The Corregidor appears again; the miller’s wife politely curtsies, and then begins a flirtatious dance, teasing the Corregidor with a bunch of grapes which she keeps just out of his reach. The Corregidor stumbles and falls, and storms off. The miller and his wife dance again, reprising the Fandango theme, to end the Suite.

The Unanswered Question

Ives is one of America’s most intriguing composers. He began his musical studies under his father (a bandmaster), became an organist for a Connecticut church, and began composing around the turn of the 20th century. After graduating in 1908 from Yale University, Ives went into a successful career in the insurance business, but continued his composing activities.

Widely ignored until the end of his life, Ives is now an established American composer. His style is pioneering and eclectic, and runs the gamut from beautiful melody to wild dissonances and polyrhythms.

He wrote his original version of The Unanswered Question around 1906, and revised it between 1930 and 1935. The work is scored for strings, solo trumpet and wind choir (2 flutes, oboe, and clarinet).

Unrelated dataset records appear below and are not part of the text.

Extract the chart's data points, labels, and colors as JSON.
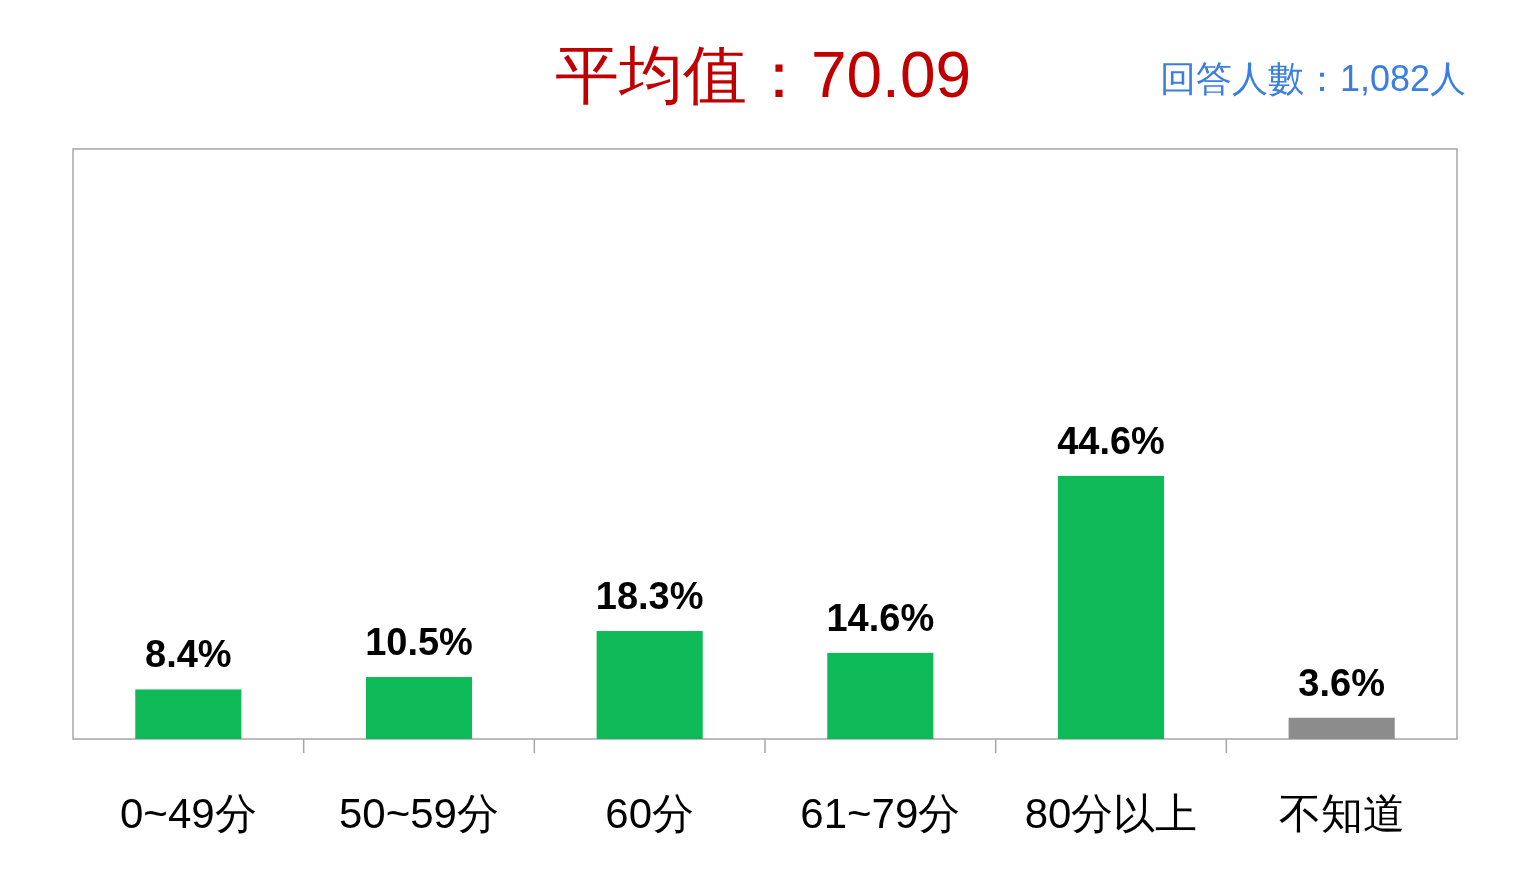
{
  "chart_data": {
    "type": "bar",
    "title": "平均值：70.09",
    "subtitle": "回答人數：1,082人",
    "categories": [
      "0~49分",
      "50~59分",
      "60分",
      "61~79分",
      "80分以上",
      "不知道"
    ],
    "values": [
      8.4,
      10.5,
      18.3,
      14.6,
      44.6,
      3.6
    ],
    "value_labels": [
      "8.4%",
      "10.5%",
      "18.3%",
      "14.6%",
      "44.6%",
      "3.6%"
    ],
    "colors": [
      "#0dba57",
      "#0dba57",
      "#0dba57",
      "#0dba57",
      "#0dba57",
      "#8c8c8c"
    ],
    "tick_labels": "x"
  }
}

While the strings play a slow soft chorale, the solo trumpet asks a series of “questions.” Each time, the wind quartet answers the trumpet. While the first “answers” are slow, they rapidly increase in intensity, tempo and urgency. After a final shrill burst from the winds, the trumpet repeats the question, letting it hang in the air until the end of the piece.

Le Tombeau de Couperin

Ravel first composed Tombeau as a suite for piano in six movements, and then arranged it as a 4-movement suite for orchestra in 1919.

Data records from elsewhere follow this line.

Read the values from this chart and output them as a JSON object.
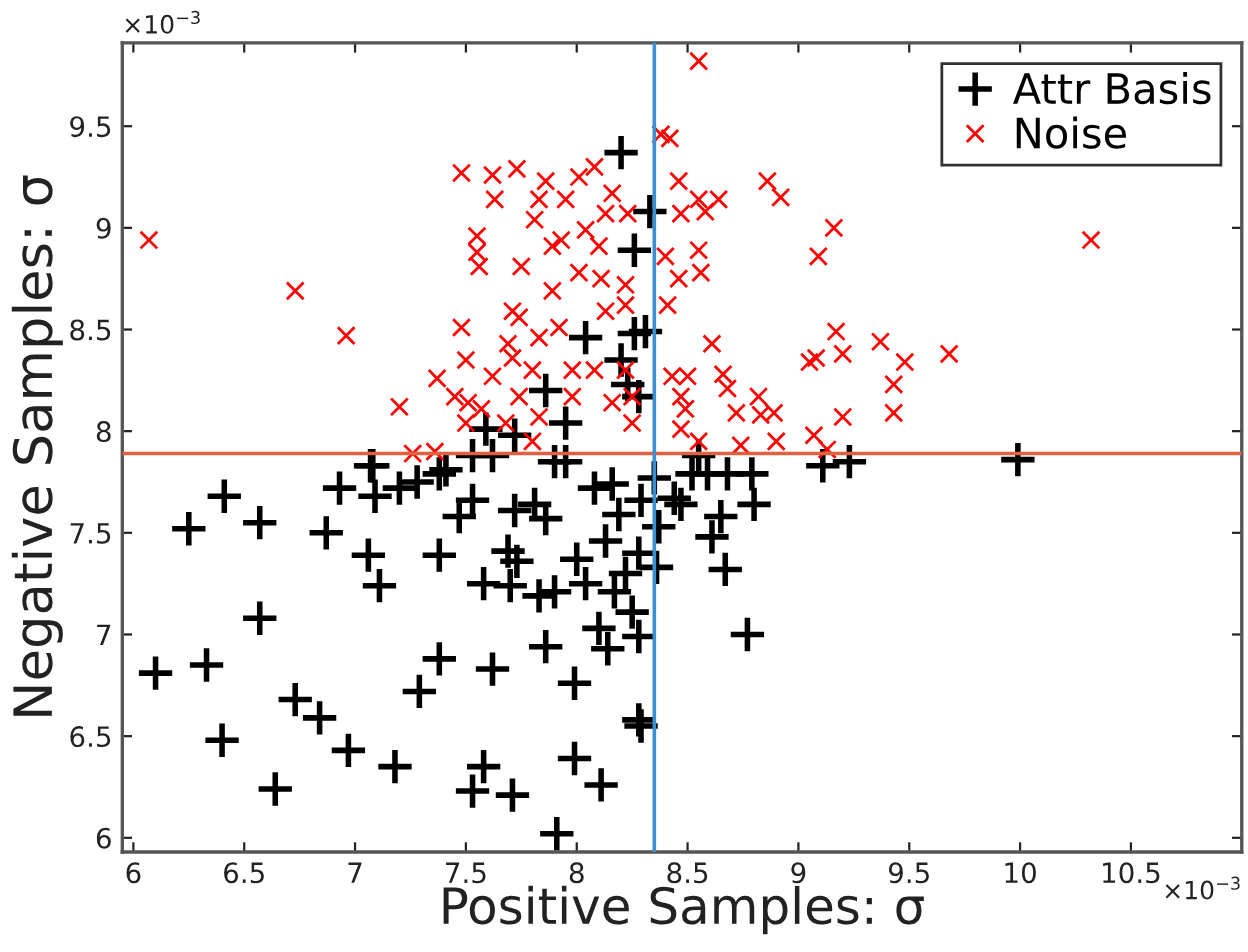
{
  "chart_data": {
    "type": "scatter",
    "xlabel": "Positive Samples: σ",
    "ylabel": "Negative Samples: σ",
    "xlim": [
      5.95,
      11
    ],
    "ylim": [
      5.93,
      9.91
    ],
    "xticks": [
      6,
      6.5,
      7,
      7.5,
      8,
      8.5,
      9,
      9.5,
      10,
      10.5
    ],
    "yticks": [
      6,
      6.5,
      7,
      7.5,
      8,
      8.5,
      9,
      9.5
    ],
    "grid": false,
    "legend": "top right",
    "annotations": [
      "×10$^{−3}$",
      "×10$^{−3}$"
    ],
    "ref_lines": [
      {
        "axis": "y",
        "value": 7.89,
        "color": "#e06040"
      },
      {
        "axis": "x",
        "value": 8.35,
        "color": "#3d8fd1"
      }
    ],
    "series": [
      {
        "name": "Attr Basis",
        "color": "#000000",
        "marker": "plus",
        "x": [
          6.1,
          6.25,
          6.33,
          6.41,
          6.4,
          6.57,
          6.57,
          6.64,
          6.73,
          6.84,
          6.87,
          6.93,
          6.97,
          7.07,
          7.09,
          7.06,
          7.11,
          7.18,
          7.2,
          7.28,
          7.29,
          7.38,
          7.38,
          7.38,
          7.47,
          7.53,
          7.53,
          7.58,
          7.58,
          7.62,
          7.62,
          7.7,
          7.71,
          7.72,
          7.69,
          7.73,
          7.81,
          7.83,
          7.86,
          7.86,
          7.91,
          7.9,
          7.99,
          7.99,
          8.0,
          8.11,
          8.1,
          8.14,
          8.04,
          8.08,
          7.9,
          7.95,
          9.99,
          9.11,
          9.23,
          8.77,
          8.67,
          8.61,
          8.65,
          8.8,
          8.79,
          8.68,
          8.59,
          8.52,
          8.44,
          8.47,
          8.28,
          8.29,
          8.28,
          8.25,
          8.36,
          8.37,
          8.35,
          8.17,
          8.22,
          8.28,
          8.29,
          8.16,
          8.19,
          8.13,
          8.55,
          8.2,
          8.33,
          8.26,
          8.31,
          8.26,
          8.2,
          8.28,
          8.23,
          8.04,
          7.86,
          7.95,
          7.59,
          7.72,
          7.08,
          7.41,
          7.53
        ],
        "values": [
          6.81,
          7.52,
          6.85,
          7.68,
          6.48,
          7.55,
          7.08,
          6.24,
          6.68,
          6.59,
          7.5,
          7.72,
          6.43,
          7.83,
          7.68,
          7.39,
          7.24,
          6.35,
          7.72,
          7.75,
          6.72,
          7.79,
          7.39,
          6.88,
          7.58,
          7.66,
          6.23,
          7.25,
          6.35,
          6.83,
          7.88,
          7.24,
          6.21,
          7.61,
          7.41,
          7.36,
          7.64,
          7.19,
          6.94,
          7.57,
          6.02,
          7.21,
          6.76,
          6.39,
          7.37,
          6.26,
          7.03,
          6.93,
          7.25,
          7.72,
          7.85,
          7.85,
          7.86,
          7.83,
          7.85,
          7.0,
          7.32,
          7.48,
          7.58,
          7.64,
          7.79,
          7.79,
          7.79,
          7.79,
          7.67,
          7.64,
          6.58,
          6.55,
          6.99,
          7.11,
          7.33,
          7.53,
          7.77,
          7.21,
          7.3,
          7.4,
          7.66,
          7.74,
          7.59,
          7.46,
          7.88,
          9.37,
          9.08,
          8.89,
          8.49,
          8.48,
          8.35,
          8.17,
          8.23,
          8.46,
          8.2,
          8.04,
          8.01,
          7.98,
          7.83,
          7.81,
          7.88
        ]
      },
      {
        "name": "Noise",
        "color": "#ff0000",
        "marker": "cross",
        "x": [
          6.07,
          6.73,
          6.96,
          7.2,
          7.37,
          7.26,
          7.36,
          7.48,
          7.62,
          7.63,
          7.73,
          7.55,
          7.55,
          7.56,
          7.48,
          7.5,
          7.45,
          7.51,
          7.57,
          7.62,
          7.69,
          7.71,
          7.75,
          7.83,
          7.81,
          7.86,
          7.89,
          7.92,
          7.95,
          7.93,
          8.01,
          8.08,
          8.04,
          8.1,
          8.11,
          8.01,
          7.98,
          8.08,
          8.16,
          7.8,
          7.74,
          7.71,
          7.83,
          7.68,
          7.5,
          7.8,
          8.22,
          8.16,
          8.23,
          7.89,
          7.74,
          7.83,
          7.98,
          8.25,
          8.55,
          8.38,
          8.42,
          8.46,
          8.55,
          8.64,
          8.47,
          8.58,
          8.86,
          8.92,
          9.16,
          9.09,
          10.32,
          8.55,
          8.56,
          8.4,
          8.46,
          8.41,
          8.61,
          9.17,
          9.2,
          9.37,
          9.48,
          9.68,
          9.05,
          9.08,
          8.66,
          8.68,
          9.43,
          9.43,
          9.2,
          8.43,
          8.5,
          8.47,
          8.49,
          8.72,
          8.82,
          8.89,
          8.83,
          8.47,
          8.55,
          8.74,
          8.9,
          9.07,
          9.13,
          8.13,
          8.22,
          8.13,
          8.22,
          8.25
        ],
        "values": [
          8.94,
          8.69,
          8.47,
          8.12,
          8.26,
          7.89,
          7.9,
          9.27,
          9.26,
          9.14,
          9.29,
          8.96,
          8.88,
          8.81,
          8.51,
          8.35,
          8.17,
          8.14,
          8.11,
          8.27,
          8.43,
          8.59,
          8.81,
          9.14,
          9.04,
          9.23,
          8.69,
          8.51,
          9.14,
          8.94,
          9.25,
          9.3,
          8.99,
          8.91,
          8.75,
          8.78,
          8.3,
          8.3,
          8.14,
          8.3,
          8.17,
          8.36,
          8.07,
          8.04,
          8.04,
          7.95,
          8.62,
          9.17,
          9.07,
          8.91,
          8.56,
          8.46,
          8.17,
          8.17,
          9.82,
          9.46,
          9.44,
          9.23,
          9.14,
          9.14,
          9.07,
          9.08,
          9.23,
          9.15,
          9.0,
          8.86,
          8.94,
          8.89,
          8.78,
          8.86,
          8.75,
          8.62,
          8.43,
          8.49,
          8.38,
          8.44,
          8.34,
          8.38,
          8.34,
          8.36,
          8.28,
          8.21,
          8.23,
          8.09,
          8.07,
          8.27,
          8.27,
          8.17,
          8.11,
          8.09,
          8.17,
          8.09,
          8.08,
          8.01,
          7.95,
          7.93,
          7.95,
          7.98,
          7.91,
          9.07,
          8.72,
          8.59,
          8.3,
          8.04
        ]
      }
    ]
  }
}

A “tombeau” was, in the French baroque tradition, a composition meant as a memorial, and each movement of Ravel’s Tombeau is dedicated to a friend who perished in World War I.

The reference to “Couperin” evokes one of France’s great baroque composers, and indeed the four movements of this work are based largely on baroque French dance forms. Ravel’s genius is to fuse these baroque frameworks with modern harmonies and instrumentation to create works of atmosphere, charm and grace.

The opening Prélude is a cascade of motifs led by the oboe (which has a virtuosic part in this entire work). The dance movements all have main sections with contrasting interludes. The Forlane is a wistful modern rendering of a stately dance, evolving into ever more unearthly harmonies until its resolution; the Menuet is a charming updating of an old classic; and the Rigaudon, with woodwind and brass highlights, provides a rousing finale.